New York Establishes Commission to Explore Reparations for Black Residents

Dec 20, 2023

New York Governor Kathy Hochul signed a bill creating a commission to consider reparations for Black New Yorkers who have endured the ongoing legacy of slavery and racism. It’s the third state to launch such a taskforce, after California and Illinois. Among other things, the commission will investigate housing discrimination, policing and incarceration, and income inequality.
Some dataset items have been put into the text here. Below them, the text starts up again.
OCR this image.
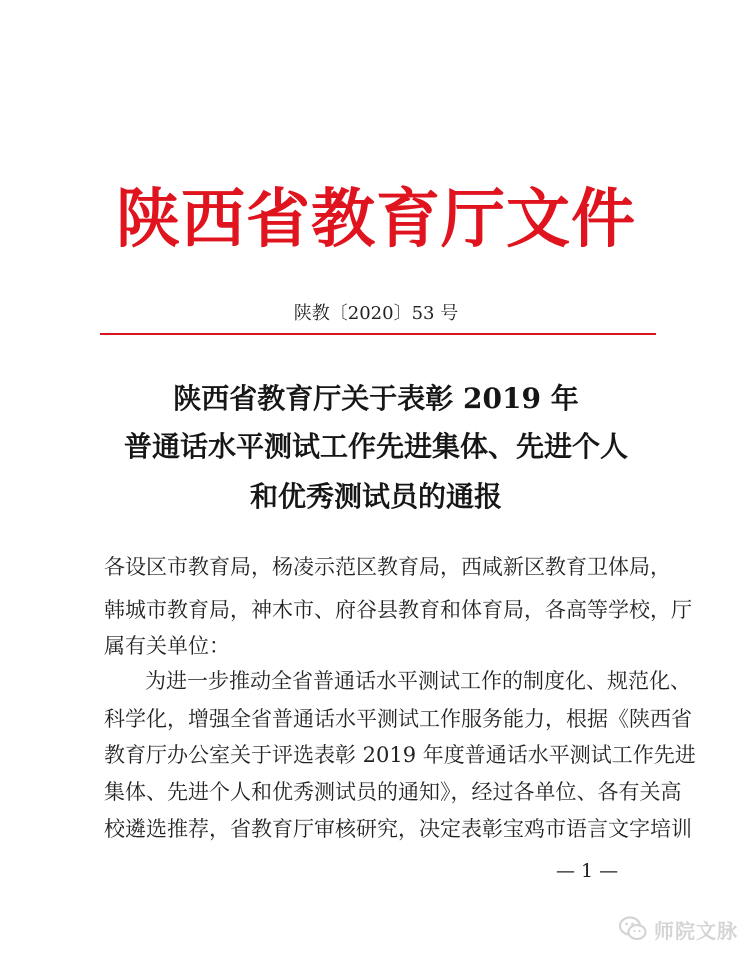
陕西省教育厅文件
陕教〔2020〕53 号
陕西省教育厅关于表彰 2019 年
普通话水平测试工作先进集体、先进个人
和优秀测试员的通报
各设区市教育局，杨凌示范区教育局，西咸新区教育卫体局，
韩城市教育局，神木市、府谷县教育和体育局，各高等学校，厅
属有关单位：
为进一步推动全省普通话水平测试工作的制度化、规范化、
科学化，增强全省普通话水平测试工作服务能力，根据《陕西省
教育厅办公室关于评选表彰 2019 年度普通话水平测试工作先进
集体、先进个人和优秀测试员的通知》，经过各单位、各有关高
校遴选推荐，省教育厅审核研究，决定表彰宝鸡市语言文字培训
— 1 —
师院文脉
A recent report by the New York City Comptroller’s Office found white households in the state have a median net worth almost 15 times higher than Black households. The commission could recommend monetary or other forms of compensation, though the state would not be compelled to abide by these. Reverend Al Sharpton spoke at Tuesday’s signing ceremony.

Rev. Al Sharpton: “I do not know where the commission will go, but I know that history is made, because there is a commission and there is a recognition. And sometimes even if you can’t take away the pain and the scar, we gain a lot by being recognized that is due to be repaired.”

Masha Gessen Receives Hannah Arendt Prize in Pared-Down Ceremony

Dec 20, 2023

In Germany, acclaimed Russian American writer Masha Gessen received the prestigious Hannah Arendt Prize on Saturday in a scaled-down ceremony. The event was supposed to take place last week in Bremen’s City Hall, but award sponsors and the city of Bremen withdrew after Gessen compared Gaza to the Warsaw Ghetto in a recent New Yorker article. Gessen, who is Jewish, spoke earlier this week at another event hosted by the prize organizers.

Masha Gessen: “The biggest difference between Gaza and the Jewish ghettos in Nazi-occupied Europe is that Gazans, many Gazans, most Gazans, are still alive, and the world still has an opportunity to do something about it.”